IDP management stated they expect gross margins to improve in 2H22 to around 43 per cent, from 42.2 per cent in 1H22. This will add approximately A$2-3 million to gross profits in 2H22. Because we have hitherto assumed the full-year impact from the British Council acquisition to dilute gross margin to 41.8 per cent in 2H22, the statement from management is a positive surprise.
In summary, the above factors point to meaningful upside potential for the IELTS operation’s earnings over the next 3-5 years.
Additionally, there’s the potential for more acquisitions from British Council over time.
Student placement operations
Multi-Destination student volumes largely explain the disparity between the results and the market’s expectations. Volumes were very strong, rising 62.3 per cent year-on-year, but the market had assumed an even larger increase given the demand for positions that have flowed over from a locked-down Australia into the UK and Canada.
One possibility could be the strength in Canadian placements. Historically, the UK has accounted for most volumes for the multi-destination business, hence volume had a 1H skew. But now, Canada is generating similar volumes, with growth into Canada (+71 per cent) stronger than into the UK (+37 per cent).
Canadian placements are skewed more to the second half (60 per cent), rather than the first half (40 per cent) according to the company. The UK however is skewed 65 per cent first half, compared to 35 per cent for the second half. The combination of growth and individual country skews will balance volumes more equally between 1H and 2H in the future.
Based on 1H22 volumes, and assuming a 40/60 split in Canada and 65/35 in the UK, 2H22 volumes would be around 18,500 – about 4000 higher than estimates.
Average Australian commissions per placement were marginally below estimates due to a lack of value-added services commissions in Australia. A mix-shift toward postgraduate (from 51 per cent to 62 per cent of volumes) was a positive for commission rates offsetting the negative mix from a higher proportion of Canadian placements.
Management expect to realise A$6.4 million of additional revenue from higher commissions in FY22, with A$4 million of this already achieved.
IDP has opened 23 new offices in India in 1H22 taking the total to 64. These are in second tier cities where IDP has historically been unrepresented.
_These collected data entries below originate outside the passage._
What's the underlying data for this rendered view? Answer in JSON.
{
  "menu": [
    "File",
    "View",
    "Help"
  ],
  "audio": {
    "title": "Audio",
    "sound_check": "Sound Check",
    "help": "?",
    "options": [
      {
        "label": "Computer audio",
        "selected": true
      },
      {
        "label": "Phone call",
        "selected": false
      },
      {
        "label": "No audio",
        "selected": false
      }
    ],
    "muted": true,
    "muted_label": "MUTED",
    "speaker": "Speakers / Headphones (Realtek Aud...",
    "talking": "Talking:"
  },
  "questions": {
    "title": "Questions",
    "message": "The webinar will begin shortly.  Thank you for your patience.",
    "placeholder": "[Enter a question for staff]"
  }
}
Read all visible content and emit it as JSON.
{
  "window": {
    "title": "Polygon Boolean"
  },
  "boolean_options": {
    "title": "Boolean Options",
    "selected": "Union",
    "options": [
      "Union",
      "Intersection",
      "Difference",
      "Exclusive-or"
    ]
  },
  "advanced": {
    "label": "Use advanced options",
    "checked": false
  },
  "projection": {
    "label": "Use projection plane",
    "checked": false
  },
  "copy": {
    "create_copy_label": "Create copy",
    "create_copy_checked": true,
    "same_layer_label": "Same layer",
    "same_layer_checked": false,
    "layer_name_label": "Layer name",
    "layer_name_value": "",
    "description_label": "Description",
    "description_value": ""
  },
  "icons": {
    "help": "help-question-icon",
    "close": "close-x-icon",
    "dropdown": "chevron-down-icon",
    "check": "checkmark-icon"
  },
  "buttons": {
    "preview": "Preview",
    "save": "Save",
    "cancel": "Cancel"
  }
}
These offices will be small but will offer the opportunity to materially increase market capture and share over the medium term. To enhance its capacity and scalability in India, IDP is investing in a centralised processing centre, reducing the administrative burden on counsellors.
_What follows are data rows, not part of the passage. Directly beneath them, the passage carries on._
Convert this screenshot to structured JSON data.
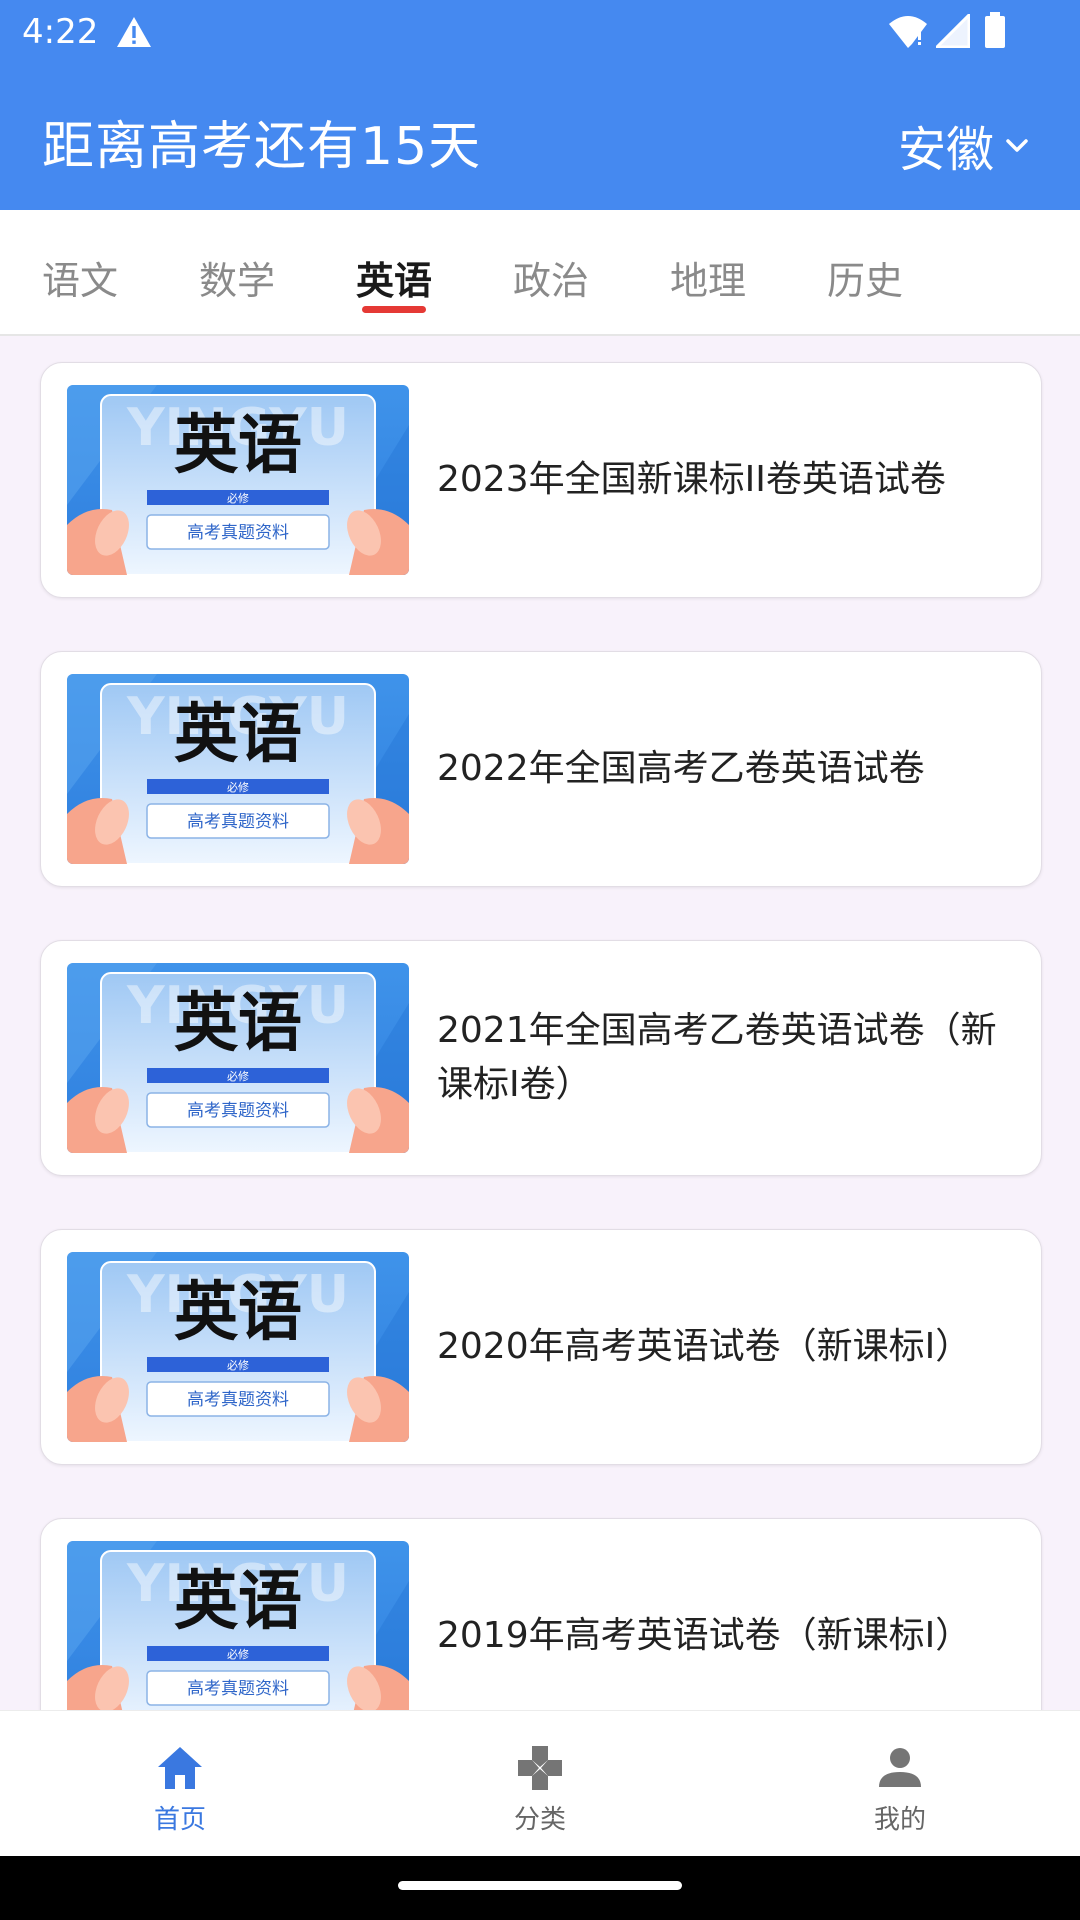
{
  "status": {
    "time": "4:22"
  },
  "header": {
    "countdown": "距离高考还有15天",
    "province": "安徽"
  },
  "tabs": [
    {
      "label": "语文",
      "active": false
    },
    {
      "label": "数学",
      "active": false
    },
    {
      "label": "英语",
      "active": true
    },
    {
      "label": "政治",
      "active": false
    },
    {
      "label": "地理",
      "active": false
    },
    {
      "label": "历史",
      "active": false
    }
  ],
  "thumb": {
    "bg_word": "YINGYU",
    "subject": "英语",
    "tag": "必修",
    "caption": "高考真题资料"
  },
  "items": [
    {
      "title": "2023年全国新课标II卷英语试卷"
    },
    {
      "title": "2022年全国高考乙卷英语试卷"
    },
    {
      "title": "2021年全国高考乙卷英语试卷（新课标I卷）"
    },
    {
      "title": "2020年高考英语试卷（新课标I）"
    },
    {
      "title": "2019年高考英语试卷（新课标I）"
    }
  ],
  "bottom_nav": [
    {
      "label": "首页",
      "icon": "home-icon",
      "active": true
    },
    {
      "label": "分类",
      "icon": "category-icon",
      "active": false
    },
    {
      "label": "我的",
      "icon": "person-icon",
      "active": false
    }
  ],
  "colors": {
    "primary": "#4589f0",
    "tab_indicator": "#e53935",
    "nav_active": "#3a78e0"
  }
}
The company is also about to go live with offices in Nigeria, which is the third largest source of international students for UK universities.
IDP management noted they have never seen such a supportive environment for chasing student volumes, one where all destination markets have very pro-student visa and work-rights regulations.
The Montgomery Funds owns shares in IDP Education. This article was prepared 11 February 2022 with the information we have today, and our view may change. It does not constitute formal advice or professional investment advice. If you wish to trade IDP Education you should seek financial advice.